Articles of Association Flashcards
what are the articles
- rules and regulations for internal management of affairs that lay out how objects of memorandum will be carried out
- are subordinate in importance to and controlled by the memorandum and must not go beyond powers in memorandum
contents of articles
- share capital- incl transfer and forfeiture of shares
- lien e.g. of shares
- alteration of capital
- general meeting procedures
- board of directors
- winding up
- indemnity - assurance of reimbursing in case of loss
which companies must have their own articles
all private companies, whether limited or unlimited, and unlimited public companies
must be signed by subscribers to memorandum and registered alongside it
regulations for unlimited company in articles
1) number of registering members
2) if has share capital, the amount to be registered
regulations for limited by guarantee
state the number of members with which company is to be registered
regulations for private company limited by shares
1) restrictions on the right to transfer shares
2) limit number of members to 2 excluding employee members
3) prohibit invitation to the public to subcribe for shares/debentures
4)
Table F for a public company
automatically applies unless articles expressly exlcude any or all provisions of it
articles for other companies except those limited by shares
in the form of one of tables G, H, I, J
format and signature of articles
1) printed
2) divided into paragraphs
3) signed by each subscriber of memorandum with particulars
4) will be accepted if computer laser printed as long as legible
alteration of articles
- so important that company cannot deprive itself of thise power
- any clause in articles doing so is invalid
procedure:
- pass special resolution
- copy of every resolution altering articles must be filed with registrar within 15 days of it passing and attached to every copy of articles issues thereafter
- all alterations made are valid as if originally contained
- copy of tribunal approval and copy of altered articles must be filed with registrar within 15 days
rules regarding alteration of memorandum or articles to be noted in every copy
every alteration made shall be noted in every copy.

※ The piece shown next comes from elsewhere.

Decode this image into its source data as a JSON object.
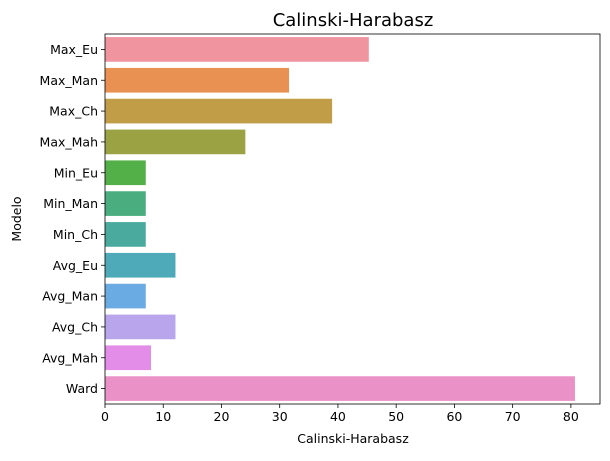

if any defult, company and every liable officer will be liable to penalty of 1k for every copy of memorandum or articles issued without alteration
limitations to alteration
- should not be inconsistent with companies act
- must not conflict with memorandum
- must not sanction anything illegal
- must benefit the company
- must not increase liability of members
- approval of tribual when public becomes private
- can still alter even if it would breach contract (but still liable to damages)
- must not result in expulsion of members
- tribunal has no power to amend
- may be with retrospective effect and is not void even if some members are disadvantaged
In Ireland Men Take Beer Recklessly
Inconsistent (CA and Mem); Illegal; Members (liability and expulsion); Tribunal (approval if private becomes public; no ammendment power); Breach; Retrospective effect
relation between articles and memorandum
- A subordinate to M - cannot confer powers beyond scope of M
- M to be read in conjunction with A to:
a) explain ambiguity in M
b) supplement M in any matter it is silent about
distinction between articles and memorandum
- definition
- supreme vs subordinate
- must have vs may not have if limited by shares
- alteration restrictions (some may not be altered without company law board sanction) vs no restrictions
- ultra vires - wholly void vs can be ratified if intra vired memorandum
Danny Stole My Amazing Unicorn
Definition+purpose; Supreme vs subordinate; Must have?; Alteration restrictions; Ultra Vires ratification
legal effect of memorandum and articles
when registered, they bind a company and its members to the same extent as if they had been signed by the company and each member:
- members to company - e.g. bound to meet liability in share capital/guarantee –> Borland’s Trustee v Steel Bros
- company to members wrt rights as members, e.g. receipt of dividend. Members can obtain injunction against company for rights exercised against them ultra vires M and A - Wood v Odessa Waterworks
- members inter se - contracts can be enforced through the company
- company to outsiders - is NOT binding between company and outsider. Outsider to contract cannot acquire any rights under it - Eley v Positive Govt Security Life Ass.
For example, if a shareholder believes another member has violated the company’s rules (like share transfer restrictions), the shareholder would raise the issue through the company, such as by calling a general meeting or requesting the board to take action, rather than suing the other member directly.